Can you imagine for a moment one of those science shows on television; perhaps it’s a documentary, and it’s on covering the lifespan of one human life, from birth until death. It’s a narrated time-lapse visual testimony of the physical growth of this person, together with the melding of all their different experiences on earth.
Imagine watching the physical development of the body perhaps in a supine, naked position, with one frame representing a week of life. For a life of ninety years there would be 4,680 frames or still photographs on that take of film. The film would last less than ten minutes in duration.

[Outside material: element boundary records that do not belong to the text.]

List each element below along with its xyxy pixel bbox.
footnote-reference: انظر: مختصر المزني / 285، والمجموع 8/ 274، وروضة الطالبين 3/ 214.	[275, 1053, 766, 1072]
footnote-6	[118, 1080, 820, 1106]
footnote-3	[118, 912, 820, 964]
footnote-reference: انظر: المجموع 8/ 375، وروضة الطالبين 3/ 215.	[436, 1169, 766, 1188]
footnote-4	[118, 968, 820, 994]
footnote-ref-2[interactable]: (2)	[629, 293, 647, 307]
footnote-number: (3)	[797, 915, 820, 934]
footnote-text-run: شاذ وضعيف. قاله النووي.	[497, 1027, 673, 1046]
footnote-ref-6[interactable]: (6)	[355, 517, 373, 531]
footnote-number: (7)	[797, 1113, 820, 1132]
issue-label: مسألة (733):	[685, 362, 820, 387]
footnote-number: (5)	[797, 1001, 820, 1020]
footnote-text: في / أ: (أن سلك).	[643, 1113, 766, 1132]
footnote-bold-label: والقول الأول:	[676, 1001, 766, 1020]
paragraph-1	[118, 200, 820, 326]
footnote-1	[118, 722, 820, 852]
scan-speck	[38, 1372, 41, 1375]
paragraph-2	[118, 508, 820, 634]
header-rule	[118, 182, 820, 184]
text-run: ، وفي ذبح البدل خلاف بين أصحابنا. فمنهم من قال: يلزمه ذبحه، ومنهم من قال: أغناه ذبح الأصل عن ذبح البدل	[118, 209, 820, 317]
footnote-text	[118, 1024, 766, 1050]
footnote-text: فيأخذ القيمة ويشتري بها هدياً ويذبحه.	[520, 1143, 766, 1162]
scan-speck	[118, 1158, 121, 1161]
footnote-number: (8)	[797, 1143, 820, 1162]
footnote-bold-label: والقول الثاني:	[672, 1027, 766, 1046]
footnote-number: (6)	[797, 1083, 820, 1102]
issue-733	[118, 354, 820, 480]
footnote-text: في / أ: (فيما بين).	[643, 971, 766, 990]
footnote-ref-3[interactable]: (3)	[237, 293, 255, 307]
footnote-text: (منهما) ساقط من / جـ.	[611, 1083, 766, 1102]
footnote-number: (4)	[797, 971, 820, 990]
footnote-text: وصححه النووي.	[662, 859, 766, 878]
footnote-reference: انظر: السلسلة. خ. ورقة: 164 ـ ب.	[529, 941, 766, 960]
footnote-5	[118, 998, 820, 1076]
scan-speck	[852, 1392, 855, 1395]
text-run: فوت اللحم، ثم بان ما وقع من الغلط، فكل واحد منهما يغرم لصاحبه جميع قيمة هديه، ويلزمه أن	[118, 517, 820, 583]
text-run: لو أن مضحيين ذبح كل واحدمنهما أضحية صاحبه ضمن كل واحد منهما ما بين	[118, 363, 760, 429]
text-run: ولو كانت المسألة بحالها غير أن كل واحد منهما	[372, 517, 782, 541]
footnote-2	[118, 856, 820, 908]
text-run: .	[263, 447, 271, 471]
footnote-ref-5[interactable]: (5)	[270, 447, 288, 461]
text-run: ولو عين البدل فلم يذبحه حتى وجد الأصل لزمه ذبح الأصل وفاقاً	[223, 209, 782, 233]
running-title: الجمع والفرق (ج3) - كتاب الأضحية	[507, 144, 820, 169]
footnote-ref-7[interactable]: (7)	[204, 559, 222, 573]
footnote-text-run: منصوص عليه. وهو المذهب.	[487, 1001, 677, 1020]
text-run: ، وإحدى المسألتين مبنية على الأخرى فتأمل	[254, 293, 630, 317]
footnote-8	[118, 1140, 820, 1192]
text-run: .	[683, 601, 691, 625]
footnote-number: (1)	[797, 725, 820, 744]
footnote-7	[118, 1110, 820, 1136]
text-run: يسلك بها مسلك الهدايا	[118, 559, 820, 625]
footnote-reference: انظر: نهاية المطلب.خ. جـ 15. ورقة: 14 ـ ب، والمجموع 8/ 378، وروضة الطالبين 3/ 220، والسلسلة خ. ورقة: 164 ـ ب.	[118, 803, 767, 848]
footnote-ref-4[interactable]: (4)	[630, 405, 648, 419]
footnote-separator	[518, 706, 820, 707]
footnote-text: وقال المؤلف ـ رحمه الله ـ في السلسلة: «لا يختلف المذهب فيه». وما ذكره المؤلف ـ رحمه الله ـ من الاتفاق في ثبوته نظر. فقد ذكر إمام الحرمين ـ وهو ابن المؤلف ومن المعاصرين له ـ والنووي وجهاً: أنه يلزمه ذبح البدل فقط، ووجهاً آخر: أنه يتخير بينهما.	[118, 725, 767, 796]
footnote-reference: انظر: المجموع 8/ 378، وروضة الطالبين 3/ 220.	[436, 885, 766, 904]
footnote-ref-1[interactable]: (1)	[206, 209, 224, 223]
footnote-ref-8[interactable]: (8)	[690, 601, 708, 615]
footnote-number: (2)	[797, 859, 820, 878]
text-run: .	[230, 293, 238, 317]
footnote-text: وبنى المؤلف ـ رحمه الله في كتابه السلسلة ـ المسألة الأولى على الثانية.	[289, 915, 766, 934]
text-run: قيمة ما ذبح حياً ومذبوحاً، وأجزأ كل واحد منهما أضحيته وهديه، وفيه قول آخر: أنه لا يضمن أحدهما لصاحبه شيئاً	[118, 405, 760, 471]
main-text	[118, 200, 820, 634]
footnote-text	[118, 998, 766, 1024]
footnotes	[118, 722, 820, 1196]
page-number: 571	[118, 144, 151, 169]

Interposed with the physical development and then aging of the body, on a separate piece of film, is all the different experiences that person would experience. All the people they’d meet, all the places they’d visit, all the jobs they’d have etc. This gives us the perception that rather a lot could be crammed into that equivalent of a sub 10-minute film.
How much of life on earth would we have tasted… the foods, the emotions, ownership of things, the sights, the phases of life, and life in relationship? These are but some, a mere smattering, of the picture of the lived life.
And we know it, that even over ten years there’s so much experienced, so many things learned, and so many mistakes made, yet we somehow get through. No wonder we think life will never come to an end--it seems so long.
The truth is, however, the day we meet our Maker will soon be upon us. We don’t have a choice over this inevitable fact. We can only decide how to live now. And as the next generation of humanity takes over, when we’re long gone, what will we have been known for during our brief time here?
We live at times in ways as if we were going to live forever; at least some of our plans are pitched in the eternal. As we plan, we deceive ourselves into not thinking and not considering our fragile existence. And thinking about some of the ‘brave’ (a.k.a. foolish) risks we’ve taken that have denied death--these too are paradoxically veiled in our own denial that death is even a remote possibility.
The time will come when all that youth has gone, and what will we have to show for it? That must make us all sit up to attention. If we care.